The IRS is working with other jurisdictions to analyze their legal frameworks for information exchange, technology systems, and policies and procedures for the monitoring of access to the shared data, O'Donnell said June 11 at the Executive Enterprise Institute's annual Forum on International Tax Withholding and Information Reporting in New York. The effort has turned out to be "a really heavy lift," but safeguarding the data that will be shared with other countries is a top priority for the United States, he said.
Likewise, the IRS is putting in place the proper safeguards to handle data turned over to the United States, said Theodore Setzer, program manager (foreign payments), LB&I. Leadership is working to make sure that everyone understands the policies and what the information received can be used for, he said, adding that "the safeguard equation goes both ways."
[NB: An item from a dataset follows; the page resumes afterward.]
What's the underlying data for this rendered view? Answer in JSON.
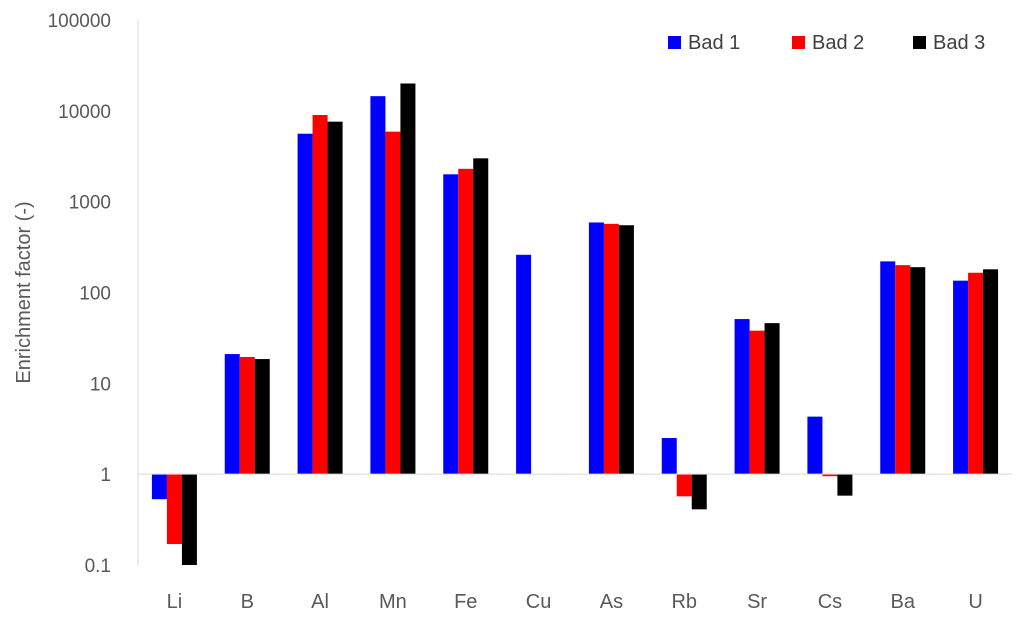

O'Donnell said the IRS also is checking to make sure that other countries have the necessary infrastructure in place to deliver on the requirements of the FATCA intergovernmental agreements. U.S. officials need to be confident that if they reach out to a competent authority with concerns about a financial institution, that country has the ability to actually do something about it, he said.
Compatibility Is the Goal
FATCA has served as an impetus for the United States to work more closely with other governments to better harmonize schemata and standards for the electronic exchange of information that can also be used for future initiatives, such as the OECD's global common reporting standard and work by the OECD's treaty relief and compliance enhancement group, said William Holmes, director (international data management), LB&I. There are now venues for tech professionals from around the world to work one on one and address challenges, he said.
There will never be a single form that will be used for all information exchange purposes, but the IRS intends to release a single electronic schema that could be used for a multitude of forms, Holmes said. He said the goal is to implement a schema with enough rigor that the country that receives the information can use it, while ensuring that the person loading the data correctly inputs all the information.
Setzer added that the IRS is moving away from the old approach of examiners looking at paper forms and is now accessing more information electronically. Instead of the form itself, the data behind the forms have become the most important element, he said. Accordingly, it's important to have organized data that can be filtered and sorted, Setzer said.
Nonresident Alien Deposit Interest Regulations
Rev. Proc. 2012-24, 2012-20 IRB 913 provides a list of dozens of countries with which the United States has agreed to exchange tax information, as described in concurrently issued final regulations on the reporting of deposit interest paid to nonresident aliens. The United States currently has provided for automatic exchange only with Canada; a request is required for information exchange with the other countries.
O'Donnell said that with the enactment of intergovernmental agreements, the United States expects to "get comfortable" providing bulk data to its partners. As such, the IRS is likely to update the list in Rev. Proc. 2012-24 to provide for automatic exchange with more countries. The updates are likely to occur with greater-than-annual frequency, he said.